The formula is straightforward: A war movie filmed from the home front that attempts to stuff the entirety of a war into 180 minutes, resulting in a telling-over-showing product that hemorrhages cliché. Steve McQueen’s (“12 Years A Slave”) “Blitz,” set in London during World War II, tells the story of a young, single mother, Rita (Saoirse Ronan, “Lady Bird”), and her 9-year-old son, George (Elliott Heffernan, Debut), a mixed-race boy with Grenadian and English heritage. The action begins when George is sent to the countryside to protect him from German bombardments. From there, the film primarily follows George’s attempt to reunite with his mother in London while learning to redefine himself in the context of war. A secondary storyline concerns Rita’s involvement with the war effort from the home front.
There are several brilliant scenes where the accusation of telling-over-showing doesn’t apply. A flashback to the relationship between George’s father and Rita tracks through a Black jazz nightclub. It’s a perfect, wordless portrayal of a resounding theme in the film — in England, Blackness is associated with culture, but not “polite” culture. It’s brilliant, it’s exciting, it’s innovative, but it belongs to the night, and its interactions with white England are limited, filtered through hired performers, or kept “secret,” posing a problem for George’s visible mixed identity in an all-white neighborhood. In another scene, George is in a London arcade, eyes roaming the storefront displays. He reaches a section of edible goods, and notices exoticized racial caricatures — they are the first representations of other Black people the audience sees in George’s world. But when George speaks about Africa with an African national for the first time, he asks about the danger of African animals. When he instead learns that the real danger for many Africans, like in London, are things like traffic, Africa becomes peopled.
What’s unique about these scenes is that they breathe. They don’t need anything more than relaxed conversation. They contrast the speed and constant flux of new characters in much of the film — again, telling, not showing. The film has a frustrating mastery of these scenes, frustrating in how it quickly eschews itself and fumbles this pacing at nearly every opportunity it has.
More common are scenes like the last conversations George has with Ife (Benjamin Clementine, “Dune”), a Nigerian air raid warden who helps George on his journey to find his mother. Ife’s character, who initially represents a total upset to George’s understanding of his own racial identity, ultimately narrows into a mayfly guide, disappearing nearly as soon as he appears. The dynamic between George and Ife is without a doubt the most rich in the film, or at least held the most potential — “Blitz” quickly dwindles in interest after their scenes. Ife may be the first Black man George has interacted with at length, and certainly the first to speak with him about race and prompt reflection deeper than what seems to be self-avoidance. It’s unsatisfying that their dynamic is eventually reduced to easy conclusions (perhaps to satisfy an imagined moviegoing public or critic) and separation. This pattern — the abrupt meeting of a new character and the neat “finishing” of the relationship — remains consistent throughout the film. While it may have been intended to show the fluctuating nature of life during wartime, the characters come across as simplistic and one-dimensional.

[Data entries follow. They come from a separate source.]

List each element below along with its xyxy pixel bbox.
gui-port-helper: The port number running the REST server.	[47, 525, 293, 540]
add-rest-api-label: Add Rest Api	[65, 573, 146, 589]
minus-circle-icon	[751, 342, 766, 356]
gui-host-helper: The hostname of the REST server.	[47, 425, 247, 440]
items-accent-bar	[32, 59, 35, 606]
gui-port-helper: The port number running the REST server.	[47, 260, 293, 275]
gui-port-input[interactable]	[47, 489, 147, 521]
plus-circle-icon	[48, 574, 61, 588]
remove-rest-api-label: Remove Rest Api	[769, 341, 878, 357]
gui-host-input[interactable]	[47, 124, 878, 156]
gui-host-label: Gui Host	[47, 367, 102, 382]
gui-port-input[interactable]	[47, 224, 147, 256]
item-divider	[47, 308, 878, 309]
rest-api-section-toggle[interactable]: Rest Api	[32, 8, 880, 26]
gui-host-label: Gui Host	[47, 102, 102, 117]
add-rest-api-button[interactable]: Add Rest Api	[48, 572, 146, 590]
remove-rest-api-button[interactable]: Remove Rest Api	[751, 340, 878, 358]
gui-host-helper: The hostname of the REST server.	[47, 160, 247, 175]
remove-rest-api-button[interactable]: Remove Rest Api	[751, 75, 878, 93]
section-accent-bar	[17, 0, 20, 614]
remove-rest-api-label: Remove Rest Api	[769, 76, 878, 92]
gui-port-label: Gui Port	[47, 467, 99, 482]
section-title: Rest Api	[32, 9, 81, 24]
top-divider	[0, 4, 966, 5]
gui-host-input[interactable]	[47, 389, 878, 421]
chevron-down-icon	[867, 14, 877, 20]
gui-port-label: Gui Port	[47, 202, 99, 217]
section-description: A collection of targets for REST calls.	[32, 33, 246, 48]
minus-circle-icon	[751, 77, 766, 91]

It’s a fine movie. It’s a good movie, even; every audience member will be invested in George and his mother’s well-being. It “does its job,” if we have to reduce a film to that sentiment. But it’s not great. The consequences are predictable. It veers into cartoonishness in the second half, with characters soliloquizing and articulating themselves using oddly modern language. The script and the projected politics of the modern day onto the period are palpable. Outside of the words of the script, the film proves itself, as previously mentioned, entirely capable of articulating itself without the clunky dialogue. The fault is simply in the runtime and the scope of the film. Two hours might be enough to cover the relationship between George’s father and Rita, or George and Ife. Yet each of the small adventures that George partakes in, rather than giving the effect of a broad portrait of the life of a young boy reckoning with his racial identity during wartime, instead feels sloppy, unfinished, mildly overproduced and ultimately unsatisfying as an exploration of either idea. In doing so, the film wholly forgets George and Rita in conversation. The effect is doubled when intercut with Rita’s comparatively flat B-plot serving to show the “good” and “united”’ England of the period.

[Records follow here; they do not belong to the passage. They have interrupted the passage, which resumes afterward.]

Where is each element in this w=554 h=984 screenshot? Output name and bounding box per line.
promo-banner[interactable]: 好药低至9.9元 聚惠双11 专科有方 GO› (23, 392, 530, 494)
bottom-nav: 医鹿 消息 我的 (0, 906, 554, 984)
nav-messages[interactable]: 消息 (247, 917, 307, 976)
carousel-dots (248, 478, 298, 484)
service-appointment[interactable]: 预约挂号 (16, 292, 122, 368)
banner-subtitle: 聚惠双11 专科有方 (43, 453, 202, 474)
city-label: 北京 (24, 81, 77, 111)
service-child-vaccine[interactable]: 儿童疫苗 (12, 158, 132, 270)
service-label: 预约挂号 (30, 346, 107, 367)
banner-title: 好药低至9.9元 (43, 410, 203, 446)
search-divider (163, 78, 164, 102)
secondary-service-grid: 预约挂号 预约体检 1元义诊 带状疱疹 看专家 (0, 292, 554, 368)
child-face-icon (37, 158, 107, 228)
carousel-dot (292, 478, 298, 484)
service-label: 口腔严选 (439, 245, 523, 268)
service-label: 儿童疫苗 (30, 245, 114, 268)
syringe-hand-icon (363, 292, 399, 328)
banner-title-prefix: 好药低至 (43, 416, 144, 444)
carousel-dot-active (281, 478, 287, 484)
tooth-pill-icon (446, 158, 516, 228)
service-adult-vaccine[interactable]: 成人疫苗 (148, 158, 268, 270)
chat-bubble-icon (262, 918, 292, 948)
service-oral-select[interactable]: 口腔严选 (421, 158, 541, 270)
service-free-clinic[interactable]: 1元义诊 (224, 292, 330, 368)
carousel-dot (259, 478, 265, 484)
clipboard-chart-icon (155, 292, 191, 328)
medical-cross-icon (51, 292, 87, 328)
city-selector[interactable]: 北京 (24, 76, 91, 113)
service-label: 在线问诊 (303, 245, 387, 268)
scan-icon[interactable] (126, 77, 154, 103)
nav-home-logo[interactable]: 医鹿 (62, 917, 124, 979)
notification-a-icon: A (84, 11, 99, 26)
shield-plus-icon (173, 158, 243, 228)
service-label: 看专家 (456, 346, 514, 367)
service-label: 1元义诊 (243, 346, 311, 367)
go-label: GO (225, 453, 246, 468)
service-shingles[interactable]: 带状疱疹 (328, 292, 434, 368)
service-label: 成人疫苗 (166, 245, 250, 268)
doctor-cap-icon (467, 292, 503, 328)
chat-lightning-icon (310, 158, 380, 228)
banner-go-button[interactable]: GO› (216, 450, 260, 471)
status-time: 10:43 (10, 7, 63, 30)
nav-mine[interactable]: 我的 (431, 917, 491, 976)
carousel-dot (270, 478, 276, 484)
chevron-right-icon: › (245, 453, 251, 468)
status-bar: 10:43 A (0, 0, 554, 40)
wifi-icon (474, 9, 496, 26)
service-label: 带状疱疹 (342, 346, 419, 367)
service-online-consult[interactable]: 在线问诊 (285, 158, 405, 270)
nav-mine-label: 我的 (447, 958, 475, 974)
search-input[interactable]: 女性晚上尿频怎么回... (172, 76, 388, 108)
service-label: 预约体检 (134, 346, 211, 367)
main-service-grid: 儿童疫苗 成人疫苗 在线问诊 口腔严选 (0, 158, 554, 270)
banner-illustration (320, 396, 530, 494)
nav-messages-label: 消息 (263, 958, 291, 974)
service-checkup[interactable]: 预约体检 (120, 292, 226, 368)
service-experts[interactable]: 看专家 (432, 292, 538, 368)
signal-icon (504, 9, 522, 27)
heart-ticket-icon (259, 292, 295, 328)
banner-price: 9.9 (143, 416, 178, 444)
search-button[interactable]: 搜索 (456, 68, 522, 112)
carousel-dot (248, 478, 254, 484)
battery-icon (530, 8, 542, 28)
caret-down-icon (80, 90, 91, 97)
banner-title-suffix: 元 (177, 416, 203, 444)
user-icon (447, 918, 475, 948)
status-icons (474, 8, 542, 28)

“Blitz” also shows its audience war through a child’s lens; one can’t watch the film without thinking of the same bombings happening today in Gaza, Ukraine, Sudan and countless places across the globe. How many children are subjected to exposure to the elements, hunger and separation from their parents despite or because of the most careful efforts to preserve their lives? How many are killed, buried under rubble and become like the plaster-coated dead who populate the film? “Blitz” is a period piece, but its public won’t recognize it as a story of the past.
It’s regrettable that “Blitz’s” two-hour runtime tries to cover so much; squaring England’s noble position in World War II and the solidarity of the home front with English racism and colonialism. In its attempt to appeal to both critics and an imagined older bourgeois public, “Blitz” tries to hold everything — to show it to you as quickly and simply as possible — but ends up dropping most of it.